CW: So what kind of beers is everyone brewing for Beerland Season 2?
MG: It’s kind of all over the place on traditional and innovative styles. I tried a sour beer in Detroit that was made [with] cascara—that’s the shell of the coffee bean that gets discarded—that was made by these two guys who own a coffee roastery outside of Detroit. That was pretty special and pretty innovative. It was a Berliner Weisse base with the cascara added, it gave it kind of a cherry, tart flavor.
In Detroit, on the totally opposite, traditional side I tried a Helles Bock which is a pretty niche-y old traditional German style. It was just phenomenal, all Michigan ingredients, the hops were experimental hops they had, and the beer was just really, really tasty.
[I had] a Tiki Hefe in Alabama, as well as a matcha tea beer from Miki.
In Portland, I was at a commune [where] they found some hops growing in the wild at a local school, and took the hops and put it in a beer to experiment with it, having no idea what the hops were. That was pretty wacky and wild.

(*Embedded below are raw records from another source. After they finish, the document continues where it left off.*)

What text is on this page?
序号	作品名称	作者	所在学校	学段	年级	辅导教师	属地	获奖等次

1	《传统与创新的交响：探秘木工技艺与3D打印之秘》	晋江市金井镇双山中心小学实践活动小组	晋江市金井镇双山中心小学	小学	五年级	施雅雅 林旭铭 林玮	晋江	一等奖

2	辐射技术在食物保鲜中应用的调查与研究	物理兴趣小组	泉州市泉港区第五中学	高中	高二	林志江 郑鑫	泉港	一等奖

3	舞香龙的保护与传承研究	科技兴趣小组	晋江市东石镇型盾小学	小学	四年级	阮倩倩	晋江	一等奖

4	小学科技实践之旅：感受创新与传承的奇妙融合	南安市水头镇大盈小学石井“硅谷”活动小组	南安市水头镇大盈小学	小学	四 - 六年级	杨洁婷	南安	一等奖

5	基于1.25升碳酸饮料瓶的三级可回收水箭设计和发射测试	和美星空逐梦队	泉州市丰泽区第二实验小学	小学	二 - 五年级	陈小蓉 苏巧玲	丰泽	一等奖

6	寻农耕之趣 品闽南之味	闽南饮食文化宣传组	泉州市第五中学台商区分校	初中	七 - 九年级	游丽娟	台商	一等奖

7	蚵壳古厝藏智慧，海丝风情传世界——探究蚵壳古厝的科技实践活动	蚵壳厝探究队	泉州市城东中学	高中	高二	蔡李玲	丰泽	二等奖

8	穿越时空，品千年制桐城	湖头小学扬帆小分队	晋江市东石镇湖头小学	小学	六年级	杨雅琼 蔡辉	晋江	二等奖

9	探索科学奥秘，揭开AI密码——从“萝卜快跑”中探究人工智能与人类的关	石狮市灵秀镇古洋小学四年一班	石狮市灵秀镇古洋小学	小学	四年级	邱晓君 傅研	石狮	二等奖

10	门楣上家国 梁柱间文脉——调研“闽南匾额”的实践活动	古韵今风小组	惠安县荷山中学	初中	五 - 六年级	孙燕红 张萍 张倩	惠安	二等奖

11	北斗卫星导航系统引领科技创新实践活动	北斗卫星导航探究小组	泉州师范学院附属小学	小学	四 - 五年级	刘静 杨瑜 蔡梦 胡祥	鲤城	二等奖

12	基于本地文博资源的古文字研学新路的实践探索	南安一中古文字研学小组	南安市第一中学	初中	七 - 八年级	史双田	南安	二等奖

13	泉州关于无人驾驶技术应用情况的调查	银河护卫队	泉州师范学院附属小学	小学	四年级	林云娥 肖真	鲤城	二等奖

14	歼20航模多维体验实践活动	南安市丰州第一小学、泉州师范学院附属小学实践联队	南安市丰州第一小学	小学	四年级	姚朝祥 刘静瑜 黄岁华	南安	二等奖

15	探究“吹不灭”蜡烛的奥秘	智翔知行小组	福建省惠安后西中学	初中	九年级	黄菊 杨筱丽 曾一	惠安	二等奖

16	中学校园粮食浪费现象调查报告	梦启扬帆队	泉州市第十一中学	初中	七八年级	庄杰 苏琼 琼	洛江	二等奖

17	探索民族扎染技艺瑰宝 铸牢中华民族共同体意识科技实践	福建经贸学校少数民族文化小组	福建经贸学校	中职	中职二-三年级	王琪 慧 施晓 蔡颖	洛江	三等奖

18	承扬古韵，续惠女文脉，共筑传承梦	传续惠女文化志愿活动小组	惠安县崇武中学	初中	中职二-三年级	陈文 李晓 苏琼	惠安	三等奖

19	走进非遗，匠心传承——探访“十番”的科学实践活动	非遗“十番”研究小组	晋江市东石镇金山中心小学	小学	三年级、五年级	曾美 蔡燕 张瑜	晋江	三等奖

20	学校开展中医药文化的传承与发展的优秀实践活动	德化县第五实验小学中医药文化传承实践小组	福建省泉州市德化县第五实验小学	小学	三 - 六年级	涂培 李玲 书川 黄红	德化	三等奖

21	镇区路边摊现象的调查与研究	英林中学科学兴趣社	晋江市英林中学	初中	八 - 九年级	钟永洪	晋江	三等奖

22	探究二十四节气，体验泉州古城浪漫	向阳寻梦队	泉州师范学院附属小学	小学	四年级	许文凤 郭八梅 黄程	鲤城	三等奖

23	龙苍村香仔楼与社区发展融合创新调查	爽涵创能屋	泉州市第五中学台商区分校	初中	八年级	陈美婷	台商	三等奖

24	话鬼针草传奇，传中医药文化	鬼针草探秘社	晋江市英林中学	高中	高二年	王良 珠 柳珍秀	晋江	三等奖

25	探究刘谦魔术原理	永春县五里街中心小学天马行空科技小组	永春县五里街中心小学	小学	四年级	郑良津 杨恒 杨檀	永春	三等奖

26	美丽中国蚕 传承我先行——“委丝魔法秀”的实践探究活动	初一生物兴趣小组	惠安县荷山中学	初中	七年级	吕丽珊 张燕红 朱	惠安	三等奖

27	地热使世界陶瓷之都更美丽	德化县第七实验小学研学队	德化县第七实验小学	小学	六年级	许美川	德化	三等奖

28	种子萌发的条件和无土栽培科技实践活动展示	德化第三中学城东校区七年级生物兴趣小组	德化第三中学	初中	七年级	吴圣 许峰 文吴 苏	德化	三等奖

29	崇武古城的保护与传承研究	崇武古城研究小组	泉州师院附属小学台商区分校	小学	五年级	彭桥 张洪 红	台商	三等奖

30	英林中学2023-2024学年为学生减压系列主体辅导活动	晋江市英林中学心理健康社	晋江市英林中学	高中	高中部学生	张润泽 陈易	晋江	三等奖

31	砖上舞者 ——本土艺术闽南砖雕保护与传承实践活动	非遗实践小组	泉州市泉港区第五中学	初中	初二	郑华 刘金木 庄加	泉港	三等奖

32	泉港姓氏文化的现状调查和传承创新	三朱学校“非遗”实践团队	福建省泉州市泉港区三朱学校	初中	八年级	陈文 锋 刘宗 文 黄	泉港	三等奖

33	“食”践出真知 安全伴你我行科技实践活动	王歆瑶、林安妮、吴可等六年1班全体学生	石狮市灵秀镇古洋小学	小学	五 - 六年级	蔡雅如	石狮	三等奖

CW: Sounds kind of like that crew out in the desert last season.
MG: Less heavy metal and more Burning Man.
CW: You really find some interesting people on these journeys! So, there are four cities this time?
MG: Portland, Alabama, Detroit, and then we were in Florida during Hurricane Irma, so we had to cancel the Miami portion and ended up going to Winter Park, which is outside Orlando, and then to the Sebastian area near Vero Beach. We were doing everything from helping board up houses to going to breweries that were giving out filtered water to people that couldn’t get water because there was no water left in the grocery stores. So that episode is a little different because Irma was a couple of days away. The homebrewers were happy to have us come film, and we put their and the crew’s safety first, but were able to still try two of the groups’ beers. It made for a pretty cool, interesting episode.
CW: I guess that’s something you’ve got to get used to when you’re filming on the road, these unexpected situations can happen.
MG: Yeah, It was a little scary but the homebrewers had been through it before and two of them were lifelong lifeguards who have been lifeguarding on the beach for over 20 years together. They’re EMTs on call and were going into shelter the day after we filmed, and they’re so serious about their prep and educating the public about what to do to get ready that it was.reassuring to be in their hands for a couple of days.
And they put seawater in their beer, so we actually swam out to this reef where they collect water and then dilute and filter it so it’s not as salty. So, one of the beers we made actually had Hurricane Irma salt water in it. And then I shipped some of that water to Golden Road and that Irma relief beer we made, Sunshine State came out couple of weeks later. That was all part of that interaction with those homebrewers. We didn’t market the Sunshine State beer as a Beerland beer because we didn’t want to give away the episode, but those funds are all given to that homebrewing group for an organization that builds houses and finds homes for pets that are abandoned during hurricanes. [100% of the proceeds will go to H.A.L.O Animal No-Kill Rescue Shelter and Habitat for Humanity.
CW: This season really is heartwarming.
MG: I know, totally. There [are] fun moments too. There’s a strip club in Portland where [we had] beers on tap…There’s still wild and spicy stuff in there.
Beerland Season 2 will premiere on Viceland on Thursday, December 7, 2017.